Helicobacter muridarum

Scientific classification
- Domain: Bacteria
- Kingdom: Pseudomonadati
- Phylum: Campylobacterota
- Class: "Campylobacteria"
- Order: Campylobacterales
- Family: Helicobacteraceae
- Genus: Helicobacter
- Species: H. muridarum
- Binomial name: Helicobacter muridarum Lee et al., 1992

= Helicobacter muridarum =

- Genus: Helicobacter
- Species: muridarum
- Authority: Lee et al., 1992

Species of bacterium

Helicobacter muridarum is a helical, gram-negative bacterium in the Helicobacteraceae family, Campylobacterales order.
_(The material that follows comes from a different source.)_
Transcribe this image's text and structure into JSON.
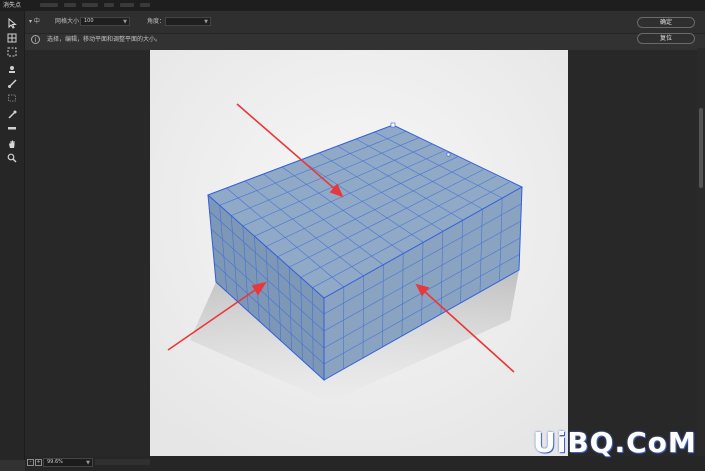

This species is microaerophilic and was first isolated from the intestinal mucosa of rodents, hence its name. It is characterised by the presence of 9 to 11 periplasmic fibers which appear as concentric helical ridges on the surface of each cell. The cells are motile and have bipolar tufts of 10 to 14 sheathed flagella. These bacteria are nutritionally fastidious and physiologically similar to other Helicobacter species and Wolinella succinogenes, but can be differentiated from these organisms by their unique cellular ultrastructure. ST1T (= ATCC 49282T) is its type strain.